High-Efficiency Biolistic Device for Brain Transfection

用于脑转染的高效基因枪装置

• 批准号: 7010713
• 负责人: DONALD C LO
• 金额: $ 17.39万
• 依托单位: DUKE UNIVERSITY
• 依托单位国家: 美国
• 财政年份: 2005
• 资助国家: 美国
• 起止时间: 2005-02-01 至 2008-01-31
• 项目状态: 已结题
• 来源: https://reporter.nih.gov/project-details/7010713
• 关键词: DNA; albino rat; biomedical equipment development; biotechnology; brain; gene delivery system; gene expression; high throughput technology; immature animal; sectioning; tissue /cell culture; transfection

device, based on particle-mediated gene transfer (or 'biolistics'), for the identification and validation of candidate therapeutic drugs and targets. The tremendous pace at which new genomic and proteomic technologies are advancing and generating new information regarding the normal and pathological brain has created a major bottleneck in translational neuroscience, namely, the ability to physiologically validate new candidate therapeutic targets upon which to base target-driven efforts in medicinal chemistry.
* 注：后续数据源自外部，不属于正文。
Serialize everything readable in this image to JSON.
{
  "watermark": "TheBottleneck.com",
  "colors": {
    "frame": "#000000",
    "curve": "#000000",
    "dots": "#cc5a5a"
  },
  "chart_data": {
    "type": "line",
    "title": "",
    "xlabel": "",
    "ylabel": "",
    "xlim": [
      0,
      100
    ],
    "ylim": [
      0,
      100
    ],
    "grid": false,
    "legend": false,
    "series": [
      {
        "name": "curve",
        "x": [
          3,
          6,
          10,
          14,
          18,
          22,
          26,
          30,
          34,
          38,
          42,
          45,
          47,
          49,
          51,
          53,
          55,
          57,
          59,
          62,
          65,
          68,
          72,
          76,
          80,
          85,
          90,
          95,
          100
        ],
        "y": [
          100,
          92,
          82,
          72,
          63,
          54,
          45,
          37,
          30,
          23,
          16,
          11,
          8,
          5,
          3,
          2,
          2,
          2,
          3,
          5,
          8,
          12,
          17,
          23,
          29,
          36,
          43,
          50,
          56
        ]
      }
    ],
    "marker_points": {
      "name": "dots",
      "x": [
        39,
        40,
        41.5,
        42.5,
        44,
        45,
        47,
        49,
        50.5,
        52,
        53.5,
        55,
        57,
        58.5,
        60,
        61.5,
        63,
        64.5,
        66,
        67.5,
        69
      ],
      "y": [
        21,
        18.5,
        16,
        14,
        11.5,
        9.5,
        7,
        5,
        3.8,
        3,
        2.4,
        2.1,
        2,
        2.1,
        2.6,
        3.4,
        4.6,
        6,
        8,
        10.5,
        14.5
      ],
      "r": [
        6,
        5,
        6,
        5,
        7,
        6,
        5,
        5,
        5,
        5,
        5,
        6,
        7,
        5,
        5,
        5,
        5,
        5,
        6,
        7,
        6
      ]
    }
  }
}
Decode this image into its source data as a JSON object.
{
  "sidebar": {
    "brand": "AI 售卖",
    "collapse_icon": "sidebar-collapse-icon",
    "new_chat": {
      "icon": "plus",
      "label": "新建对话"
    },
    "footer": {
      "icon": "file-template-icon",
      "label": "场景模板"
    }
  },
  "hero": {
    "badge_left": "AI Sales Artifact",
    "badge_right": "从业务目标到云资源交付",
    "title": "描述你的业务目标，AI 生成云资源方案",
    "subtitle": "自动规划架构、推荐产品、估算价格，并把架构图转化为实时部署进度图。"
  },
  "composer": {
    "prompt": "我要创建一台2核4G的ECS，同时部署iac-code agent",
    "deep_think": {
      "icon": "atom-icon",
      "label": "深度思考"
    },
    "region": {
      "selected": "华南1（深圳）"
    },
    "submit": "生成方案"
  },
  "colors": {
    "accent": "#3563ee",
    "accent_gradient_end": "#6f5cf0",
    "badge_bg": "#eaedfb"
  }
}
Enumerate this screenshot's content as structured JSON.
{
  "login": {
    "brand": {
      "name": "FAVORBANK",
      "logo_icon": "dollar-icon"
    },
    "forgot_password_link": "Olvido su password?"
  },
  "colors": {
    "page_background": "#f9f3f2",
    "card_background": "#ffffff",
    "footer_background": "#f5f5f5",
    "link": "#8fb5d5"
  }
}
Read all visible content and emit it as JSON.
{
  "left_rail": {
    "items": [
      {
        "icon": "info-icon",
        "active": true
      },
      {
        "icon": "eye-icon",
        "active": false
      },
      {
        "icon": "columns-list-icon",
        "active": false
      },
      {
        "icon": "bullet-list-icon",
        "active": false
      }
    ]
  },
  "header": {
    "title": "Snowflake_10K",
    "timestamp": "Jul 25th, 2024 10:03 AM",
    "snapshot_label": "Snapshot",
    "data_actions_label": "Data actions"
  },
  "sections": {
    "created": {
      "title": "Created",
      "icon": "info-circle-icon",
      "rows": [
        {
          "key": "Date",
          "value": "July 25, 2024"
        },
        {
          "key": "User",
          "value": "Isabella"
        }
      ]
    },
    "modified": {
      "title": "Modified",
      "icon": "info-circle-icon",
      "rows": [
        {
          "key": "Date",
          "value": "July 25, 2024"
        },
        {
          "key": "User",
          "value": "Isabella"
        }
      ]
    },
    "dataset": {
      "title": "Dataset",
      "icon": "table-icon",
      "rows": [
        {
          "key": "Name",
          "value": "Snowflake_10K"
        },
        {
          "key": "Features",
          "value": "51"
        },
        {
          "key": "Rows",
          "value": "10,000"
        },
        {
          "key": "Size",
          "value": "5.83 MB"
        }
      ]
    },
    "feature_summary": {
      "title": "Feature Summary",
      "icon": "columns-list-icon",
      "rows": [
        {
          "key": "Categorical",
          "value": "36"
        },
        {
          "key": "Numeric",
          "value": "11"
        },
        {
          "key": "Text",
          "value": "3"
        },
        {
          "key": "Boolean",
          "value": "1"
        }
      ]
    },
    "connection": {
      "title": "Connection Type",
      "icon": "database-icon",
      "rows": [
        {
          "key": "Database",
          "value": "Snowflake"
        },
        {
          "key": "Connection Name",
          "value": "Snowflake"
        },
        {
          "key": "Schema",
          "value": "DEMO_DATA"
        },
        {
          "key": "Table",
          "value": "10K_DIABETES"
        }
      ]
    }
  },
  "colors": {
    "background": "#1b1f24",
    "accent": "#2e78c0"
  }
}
In this context, a major technological rate-limiting step has been the difficulty of manipulating the expression of genes and proteins in neural disease-specific experimental systems based on bona fide, postmitotic neurons, ranging from primary cultures to tissue explant models. In preliminary experiments, we have demonstrated that a neural transfection approach based on particle-mediated gene transfer, or biolistics, can be used to screen DMA-based and chemical libraries at medium-throughput levels in disease-specific models created in living brain slices. We propose here to develop a new particle acceleration-based technology to increase transfection efficiency and throughput by 10-fold or more. Such an improved and affordable biolistic device would allow laboratory groups of standard size to embark upon high-content, functional screening and validation experiments in neural cells and tissues using the mass of genomic and proteomic information now available. The Research Plan has 3 specific aims: Specific Aim1: To develop a new and highly efficient particle-acceleration transfection device. Specific Aim 2: To determine workable ranges of shooting parameters for the new device. Specific Aim 3: To evaluate the efficiency and effectiveness of the new biolistic device with respect to existing technology.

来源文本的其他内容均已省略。